Lane sat down on the couch. He was grinning hugely, a sincere grin of happiness that for some reason struck Billy as wrong and unnatural, and he looked toward the back of the house. "Your mom here?"

Billy shook his head.

"Too bad."

Billy tried not to let his puzzlement show. When had Lane ever expressed disappointment that a parent was absent from either of their houses? On the verge of adolescence, eager to prove their adulthood, both of them ordinarily tried to avoid parents as much as possible.

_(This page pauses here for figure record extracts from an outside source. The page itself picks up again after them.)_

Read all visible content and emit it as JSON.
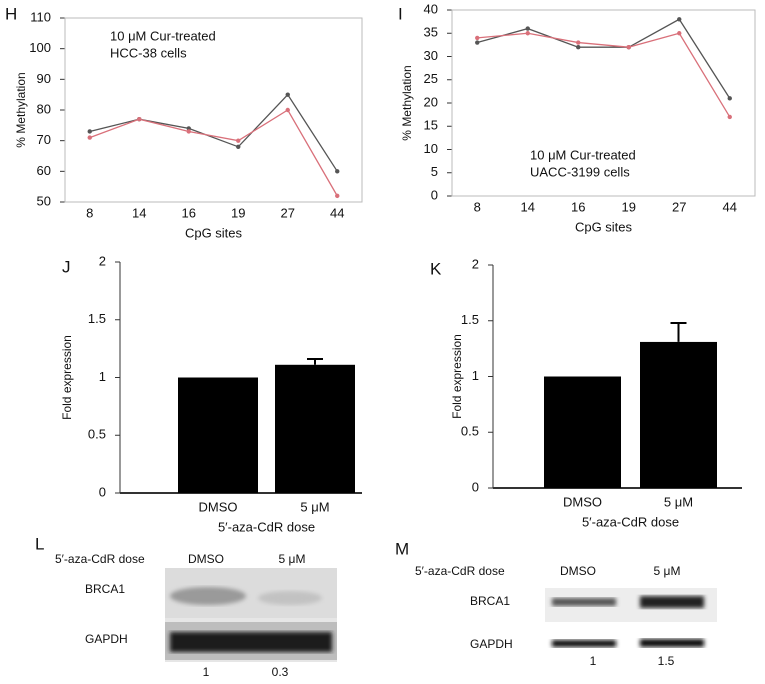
{
  "chart_data": [
    {
      "type": "line",
      "panel": "H",
      "annotation": [
        "10 μM Cur-treated",
        "HCC-38 cells"
      ],
      "x_label": "CpG sites",
      "y_label": "% Methylation",
      "categories": [
        "8",
        "14",
        "16",
        "19",
        "27",
        "44"
      ],
      "series": [
        {
          "color": "#555555",
          "values": [
            73,
            77,
            74,
            68,
            85,
            60
          ]
        },
        {
          "color": "#d9707a",
          "values": [
            71,
            77,
            73,
            70,
            80,
            52
          ]
        }
      ],
      "ylim": [
        50,
        110
      ],
      "yticks": [
        50,
        60,
        70,
        80,
        90,
        100,
        110
      ]
    },
    {
      "type": "line",
      "panel": "I",
      "annotation": [
        "10 μM Cur-treated",
        "UACC-3199 cells"
      ],
      "x_label": "CpG sites",
      "y_label": "% Methylation",
      "categories": [
        "8",
        "14",
        "16",
        "19",
        "27",
        "44"
      ],
      "series": [
        {
          "color": "#555555",
          "values": [
            33,
            36,
            32,
            32,
            38,
            21
          ]
        },
        {
          "color": "#d9707a",
          "values": [
            34,
            35,
            33,
            32,
            35,
            17
          ]
        }
      ],
      "ylim": [
        0,
        40
      ],
      "yticks": [
        0,
        5,
        10,
        15,
        20,
        25,
        30,
        35,
        40
      ]
    },
    {
      "type": "bar",
      "panel": "J",
      "x_label": "5′-aza-CdR dose",
      "y_label": "Fold expression",
      "categories": [
        "DMSO",
        "5 μM"
      ],
      "values": [
        1,
        1.11
      ],
      "errors": [
        null,
        0.05
      ],
      "color": "#000000",
      "ylim": [
        0,
        2
      ],
      "yticks": [
        0,
        0.5,
        1,
        1.5,
        2
      ]
    },
    {
      "type": "bar",
      "panel": "K",
      "x_label": "5′-aza-CdR dose",
      "y_label": "Fold expression",
      "categories": [
        "DMSO",
        "5 μM"
      ],
      "values": [
        1,
        1.31
      ],
      "errors": [
        null,
        0.17
      ],
      "color": "#000000",
      "ylim": [
        0,
        2
      ],
      "yticks": [
        0,
        0.5,
        1,
        1.5,
        2
      ]
    }
  ],
  "blots": [
    {
      "panel": "L",
      "dose_label": "5′-aza-CdR dose",
      "lanes": [
        "DMSO",
        "5 μM"
      ],
      "bands": [
        "BRCA1",
        "GAPDH"
      ],
      "ratios": [
        "1",
        "0.3"
      ]
    },
    {
      "panel": "M",
      "dose_label": "5′-aza-CdR dose",
      "lanes": [
        "DMSO",
        "5 μM"
      ],
      "bands": [
        "BRCA1",
        "GAPDH"
      ],
      "ratios": [
        "1",
        "1.5"
      ]
    }
  ]
}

The two of them stared silently at the TV for a few minutes. Finally, Billy swung his feet off the coffee table and stood up. "So what do you want to do?" Lane shrugged noncommittally, a gesture that somehow rang false.

"Want to go down to the dig,aee what's happening?"

"Why don't we check out The Fort?" Lane said. "There's something I want to show you."

Billy agreed, though he was not at all sure that he was ready to see what his friend wanted to share with him. He walked outside and around the side of the house, where his dad was sitting on the porch, reading. "We're going," he announced.

His father looked up from his book. "Who's 'we?' And where are you going?"

Billy reddened a little, embarrassed by this verbal recognition of his not-yet independent status. "Me and Lane," he said. "We're going out to The Fort."

"Okay."

"See you later, Mr.Albin ," Lane said.

The two boys walked across the slatted and recently stained two-by-fours to the front of the house, stepping off the porch and moving past the garden.

They followed the path through the green belt, into the trees, and the house was lost from sight. Small branches and dried pine needles crackled beneath their feet. "So what is it?" Billy asked. "What do you want to show me?"

Lane smiled enigmatically. "You'll see."

They reached The Fort, hopping easily up on the roof and shimmying down through the trapdoor into the Big Room. Lane strolled casually into the HQ, sat down, picked up a _Playboy_, and began thumbing through it. Billy grew angry. He knew that his friend was drawing out the tension, making him wait, wanting him to beg to see whatever it was he wanted to show him, but he refused to give Lane the satisfaction. He remained in the Big Room, pretending to straighten one of the posters on the wall.

Lane tired of the charade first, and he put down the magazine, standing up. "I got a letter back," he said simply.

"From that woman?" Billy was surprised.

Lane smiled, a cunning, knowing smile that should have been conspiratorial but was not. "Want to see it?"

Billy knew he should say no. The smug self-satisfied expression on his friend's face was so unlike Lane that it seemed almost frightening, particularly in the dim half-light of the clubhouse. That smile had awakened within him a growing feeling of dread, but he found himself nodding assent.

Grinning, Lane handed over the envelope.

Billy took out the letter, unfolding it slowly. Lane's eyes were on him, hungrily taking in every move, studying his face as if waiting for a reaction.

He pulled open the final fold and felt his stomach contract as if it had been hit with a softball.

His mother, completely naked, sitting in a chair with her legs in the air and her pubic area thrust outward, was grinning up at him from the Polaroid photo attached to the letter. He could clearly see, even through the blurred focus, the glistening folds of her wet vagina, the tiny puckered hole of her anus. The handwriting on the letter was not that of his mother, but his eyes focused anyway on an underlined phrase in the middle of the page: I love dick.

It was hard to breathe. His lungs did not seem to be working properly. He tried to suck in air, but his mouth was so dry that the inhalation tasted dusty and harsh and almost made him throw up. The paper was shaking noisily in his trembling hand and he let it fall to the dirt. He looked up at Lane. His friend was grinning hugely, his face filled with a sickening expression of smugness.